Quels sont les risques?

Vivre implique un risque majeur mais inévitable pour tout humain, la mort, qui en réalité n’est pas une perte de l’existence mais seulement un changement de forme.

Malgré cet aspect fondamental de notre essence, les humains du vingt et unième siècle sont la plupart du temps préoccupés par des risques bien plus secondaires, risque d’accident, risque dans les placements financiers, risque de conflit, risque naturel, risque d’infection, et tant d’autres. Nombre d’humains se comportent d’ailleurs comme si la vie terrestre et l’existence ne se distinguaient pas l’une de l’autre et courent sans penser d’une réalisation à l’autre, d’une jouissance à l’autre pour remplir au mieux cette trop courte « existence ».

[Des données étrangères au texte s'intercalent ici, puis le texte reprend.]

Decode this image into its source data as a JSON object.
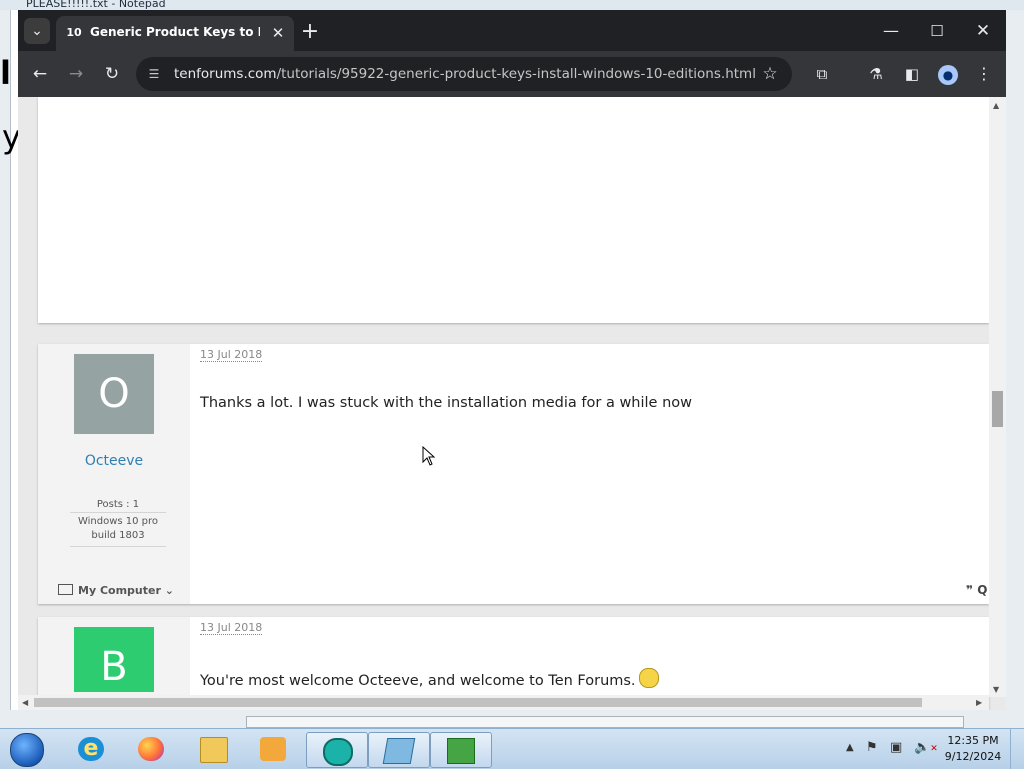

Un des risques qui, dans les derniers mois, a retrouvé une importance centrale dans les débats de société, est le risque de la technologie nucléaire de production d’énergie.

Il y a dans les débats un étrange manque de rigueur dans l’analyse du risque. Longtemps les promoteurs de l’énergie nucléaire n’ont parlé que de la fréquence du risque dans le sens de la probabilité d’un événement indésirable majeur par rapport au nombre d’années de fonction d’une installation. L’accident de Tchernobyl et celui de Fukushima nous montrent de façon caricaturale qu’il ne faut pas considérer que la fréquence, qui semble avoir été manifestement sous-estimée, mais encore la portée du risque. Là aussi d’aucuns ont une fâcheuse tendance à se voiler la face en ne prenant en compte que la surface du globe terrestre qui, d’une façon plus ou moins arbitraire, est déclarée impropre à la vie humaine, à la production agricole et à toute autre activité pour un certain nombre de générations. Tout est comme si les radio-isotopes qui suite à ces accidents, tout comme d’ailleurs suite à l’impressionnante quantité d’explosions nucléaires expérimentales réalisées par l’URSS, les USA, la Grande Bretagne, la France, Israël, la Chine, l’Inde, le Pakistan, la Corée du Nord pour « garantir à long terme la liberté et l’indépendance de leur nation respective », n’avaient qu’une importance mineure, car la radioactivité mesurable à un point éloigné de la terre n’excède que rarement une dose par unité de temps considérée comme causant un risque aigu pour l’humain. C’est aussi oublier là que l’exposition aux radiations ionisantes à une dose sous-liminale quant au risque aigu peut par effet stochastique aussi bien déclencher le processus tumoral chez certains individus que créer des lésions du génome qui dans nombre de cas ne se manifesteront peut-être que dans une ou deux générations, sans que la relation de cause à effet ne puisse être clairement démontrée, ni avec la survenue d’une tumeur ni avec celle d’une malformation ou d’un dysfonctionnement. En acceptant plus ou moins consciemment, soit simplement par fatalisme ou plus encore en raison des intérêts financiers à court terme, certains risques immédiats considérés comme limités pour nous-mêmes, nous négligeons donc non seulement le risque que l’instabilité des sociétés humaines puisse créer des problèmes potentiels majeurs en relation avec la gestion des déchets radioactifs à très longue demi-vie, mais aussi les risques génétiques et oncogènes à moyen et long terme.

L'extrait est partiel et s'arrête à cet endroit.